Mais celui qui était condamné devant un tribunal devait compenser au quadruple. Quand Zachée rencontre Jésus, sa vie bascule, et le voici soudain soucieux de prouver qu’il est un homme nouveau : « le salut est entré dans sa maison » (Luc 19:9). Car Jésus introduit une nouvelle « loi », basée sur l’amour et le respect de l’autre. Spontanément, il offre de donner la moitié de sa fortune aux pauvres. Quel contraste avec le jeune homme riche qui s’éloigna de Jésus tout triste, parce qu’il ne voulait pas délaisser sa fortune pour le suivre ! Puis Zachée promet de restituer ce qu’il avait volé.

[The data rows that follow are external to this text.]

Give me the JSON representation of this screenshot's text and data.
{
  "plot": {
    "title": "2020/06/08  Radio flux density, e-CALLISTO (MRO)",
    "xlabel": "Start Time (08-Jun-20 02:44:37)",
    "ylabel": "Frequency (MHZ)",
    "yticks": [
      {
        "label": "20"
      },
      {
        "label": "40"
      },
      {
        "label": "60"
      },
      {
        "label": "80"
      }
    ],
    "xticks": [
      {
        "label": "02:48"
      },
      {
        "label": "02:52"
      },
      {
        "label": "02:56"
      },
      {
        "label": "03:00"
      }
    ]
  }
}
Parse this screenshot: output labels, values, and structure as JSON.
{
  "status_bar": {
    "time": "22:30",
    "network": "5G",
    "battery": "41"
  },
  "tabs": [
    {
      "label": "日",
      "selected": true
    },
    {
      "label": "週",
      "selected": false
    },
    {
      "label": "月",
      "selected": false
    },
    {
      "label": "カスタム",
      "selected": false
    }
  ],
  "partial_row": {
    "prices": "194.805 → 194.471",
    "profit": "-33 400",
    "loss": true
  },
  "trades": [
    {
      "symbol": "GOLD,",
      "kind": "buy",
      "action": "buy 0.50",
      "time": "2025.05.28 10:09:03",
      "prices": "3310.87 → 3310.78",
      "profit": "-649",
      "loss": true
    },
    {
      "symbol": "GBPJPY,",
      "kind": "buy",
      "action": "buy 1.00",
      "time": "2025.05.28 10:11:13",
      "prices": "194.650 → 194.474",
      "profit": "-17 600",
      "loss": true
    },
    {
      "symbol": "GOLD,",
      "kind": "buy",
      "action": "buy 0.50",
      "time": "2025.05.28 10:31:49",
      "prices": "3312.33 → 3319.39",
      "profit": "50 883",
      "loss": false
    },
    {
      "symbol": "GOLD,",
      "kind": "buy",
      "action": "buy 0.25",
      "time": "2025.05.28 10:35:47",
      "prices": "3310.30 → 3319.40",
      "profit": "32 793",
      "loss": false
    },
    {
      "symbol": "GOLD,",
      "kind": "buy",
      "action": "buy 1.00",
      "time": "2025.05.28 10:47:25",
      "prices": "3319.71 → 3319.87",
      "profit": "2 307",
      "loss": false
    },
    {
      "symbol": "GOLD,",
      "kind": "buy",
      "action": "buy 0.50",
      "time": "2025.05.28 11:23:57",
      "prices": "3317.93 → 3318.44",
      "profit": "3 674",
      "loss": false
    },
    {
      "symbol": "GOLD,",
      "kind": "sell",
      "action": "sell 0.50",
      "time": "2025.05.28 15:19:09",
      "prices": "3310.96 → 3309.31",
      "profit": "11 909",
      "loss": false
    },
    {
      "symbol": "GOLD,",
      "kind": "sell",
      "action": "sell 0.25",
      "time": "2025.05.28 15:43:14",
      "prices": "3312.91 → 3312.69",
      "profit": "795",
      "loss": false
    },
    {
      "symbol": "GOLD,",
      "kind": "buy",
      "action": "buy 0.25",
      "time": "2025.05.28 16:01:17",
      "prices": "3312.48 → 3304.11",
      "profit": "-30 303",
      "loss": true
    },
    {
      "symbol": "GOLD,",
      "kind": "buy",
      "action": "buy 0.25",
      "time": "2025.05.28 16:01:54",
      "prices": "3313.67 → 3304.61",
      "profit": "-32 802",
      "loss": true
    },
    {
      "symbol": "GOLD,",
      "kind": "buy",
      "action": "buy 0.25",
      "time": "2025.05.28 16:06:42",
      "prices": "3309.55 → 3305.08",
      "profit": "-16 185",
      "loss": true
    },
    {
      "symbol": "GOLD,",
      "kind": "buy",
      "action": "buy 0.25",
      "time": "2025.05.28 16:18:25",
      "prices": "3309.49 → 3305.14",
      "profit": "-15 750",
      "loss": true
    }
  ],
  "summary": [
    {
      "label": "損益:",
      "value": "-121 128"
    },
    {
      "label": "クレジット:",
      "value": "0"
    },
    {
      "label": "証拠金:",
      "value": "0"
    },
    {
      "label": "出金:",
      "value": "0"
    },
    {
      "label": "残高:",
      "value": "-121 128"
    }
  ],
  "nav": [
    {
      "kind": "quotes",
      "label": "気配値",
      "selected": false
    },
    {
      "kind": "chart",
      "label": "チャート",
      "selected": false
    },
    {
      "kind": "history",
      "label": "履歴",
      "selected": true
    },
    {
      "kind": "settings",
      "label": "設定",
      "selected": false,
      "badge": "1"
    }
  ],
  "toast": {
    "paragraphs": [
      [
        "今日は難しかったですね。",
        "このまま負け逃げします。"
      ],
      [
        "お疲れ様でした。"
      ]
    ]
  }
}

Le pardon n’est pas toujours suffisant : Jésus nous demande aussi, toutes les fois où cela est possible, de faire amende honorable, d’apporter la paix, de faire des efforts pour restaurer nos relations, et, avant d’aller adorer Dieu, d’aplanir les obstacles qui demeurent entre nous. Tendre le premier la main en vue de la réconciliation exige du courage, mais la bénédiction divine est promise à ceux qui œuvrent pour la paix (Matthieu 5:9). De plus, vous serez appelé « enfant de Dieu », et votre attitude aura valeur d’exemple pour les autres.